You travelled a lot when you were younger. You lived in Israel as a child. What was that like? Well, as a child, it’s all you know. It’s like when you start travelling you get out of a certain bubble and that’s when you can start comparing and value anywhere. I had a great childhood but, looking back on it, Israel is a pretty intense place. The fact that it’s sitting in this crossroad between east and west makes it immediately an interesting place. If we look at it from a music angle it was awesome. Israel is on the pulse with the Western world, you get all these scenes – I was listening to psychedelic rock and all these bands I can’t find in Australia. On the other hand, because it’s an immigrant country, you have Arabic and Eastern music; this melting pot. It really opened up my influences and interests in travel.
And you spent your time in the army? I did, it’s compulsory over there. The guys do three years and the girls do two. That’s another thing that’s hard to describe because it’s the reality over there. I was possibly too lazy or too stoned to get out of it at the time. I was never involved in combat, but that was enough, I was an artist, I was 18, it’s the time you wanna take off. You don’t want to take orders, shave your head or have a gun around you. It was tough for me. The first year I was miserable and depressed and then something happened. I had the realisation that even though crazy shit was going on around me, the freedom that was in my head was untouched. If it’s experiences that form you, it’s the bad ones that really shape you up. So when I got out of the army I was really good to go. If you asked me if I’d do it now, I’d say no, no fuckin’ way. It’s a lot of time to give away but I learnt a lot from it.
How important is travelling as inspiration for song-writing? Travelling is the best school in life. I’ve learnt much more from backpacking than in any school. You get to experience and feel it on your own flesh. Any place I went I was curious about the local music. So in New York it was country, Americana and roots stuff. And then my travels took me to India and there I fell in love with the sitar and Indian music. All these things you come across become part of your DNA. So when you write a song it filters through your DNA and then the song will have a flavour of all the things you went through. My album Good Morning is like a mixed bag – it’s a musical journal.
You music has a ’60s sound. Is that because your experiences are like those of George Harrison in India with his sitar, or Bob Dylan on the road? All these people were open and the minute you open yourself to the world you come across insights. The main one I picked up was it’s all the same. You might see differences but you see all these similarities, the culture and the colour is different but you see the essence and that’s the main experience. It’s easy for someone who has grown up in one place to develop a theory of us versus them. You have to step out and see the world and then you realise it’s all the same.
In Italy you’re massive. You played a concert to 20,000 screaming fans, all singing along to “La” – that must have been spine-tingling… That was incredible, dude. And that was the first day after landing in Italy and getting reports about how well Good Morning was doing there. The first thing they did was drive us to this festival called Festival Bar and we shared the stage with Enrique Iglesias, James Blunt and Natalie Imbruglia. All of a sudden I find myself in this pop scene playing to 20,000 people and it was broadcast live to 10 million Italians. As the van was parking I got out to 500 crazy Italian kids screaming “Old Man River”. And then to have 20,000 people singing along, it’s an overwhelming feeling.

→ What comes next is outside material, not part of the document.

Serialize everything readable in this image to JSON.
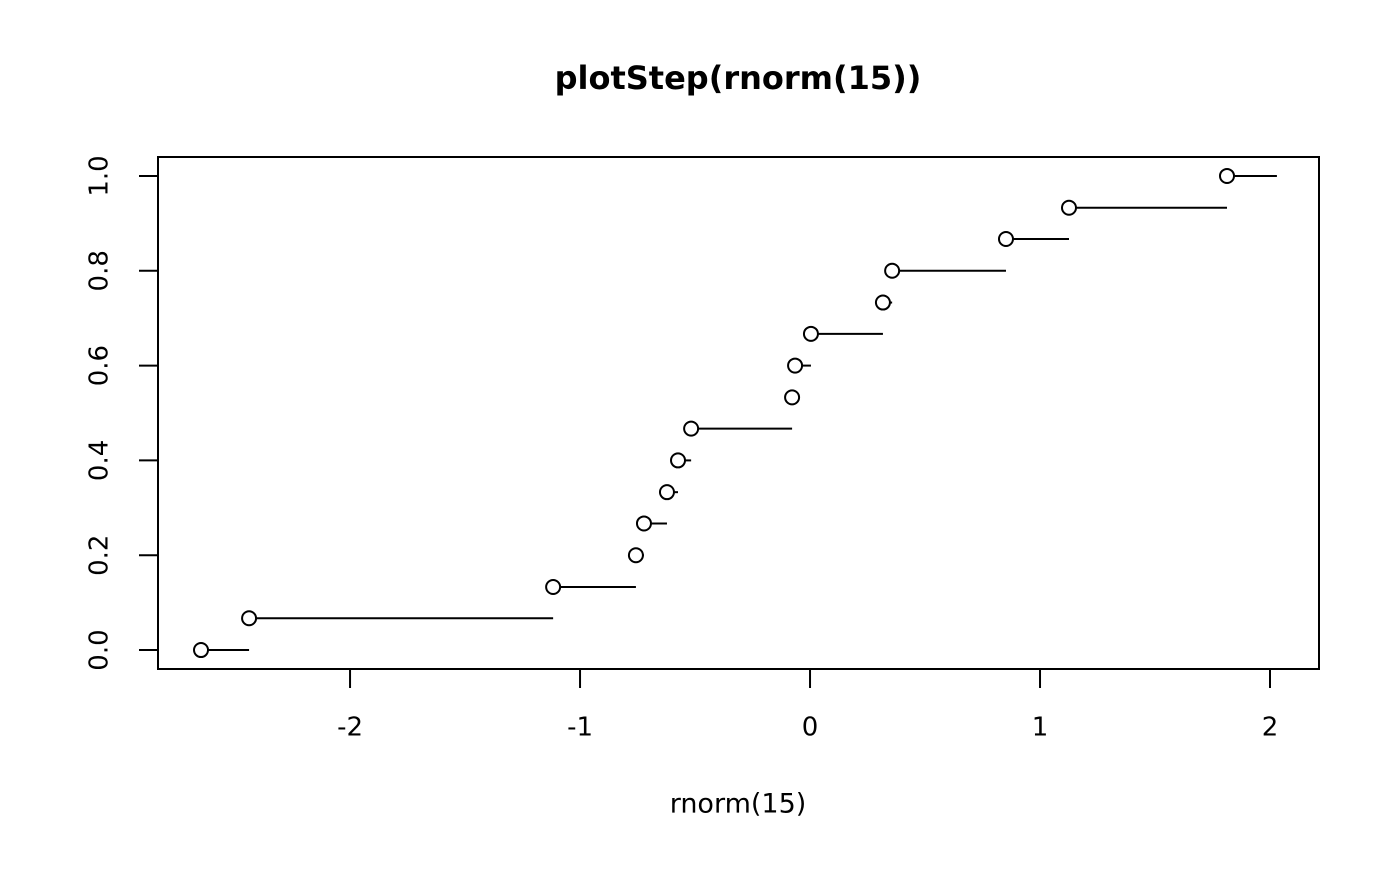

So how’s your Italian? Can we expect an Italian album? Well, I really tried to learn the language, especially as most of them don’t speak English. I was doing this radio interview in Milan, and everyone was listening. And naturally you start picking up the swear words first. The interviewer asked “Have you picked up any Italian?” And I blacked out, I couldn’t remember any of the words I’d picked up, any civilised ones. So I just started mumbling Italian gibberish and I could see all these guys in the control room leaping out of their seats saying “Nooo!” and waving their hands. When we finished the interview and I asked someone what I said, I had no idea. He said: “Well, Ohad, you said something that sounded like ‘I like cock’.” That’s my Italian.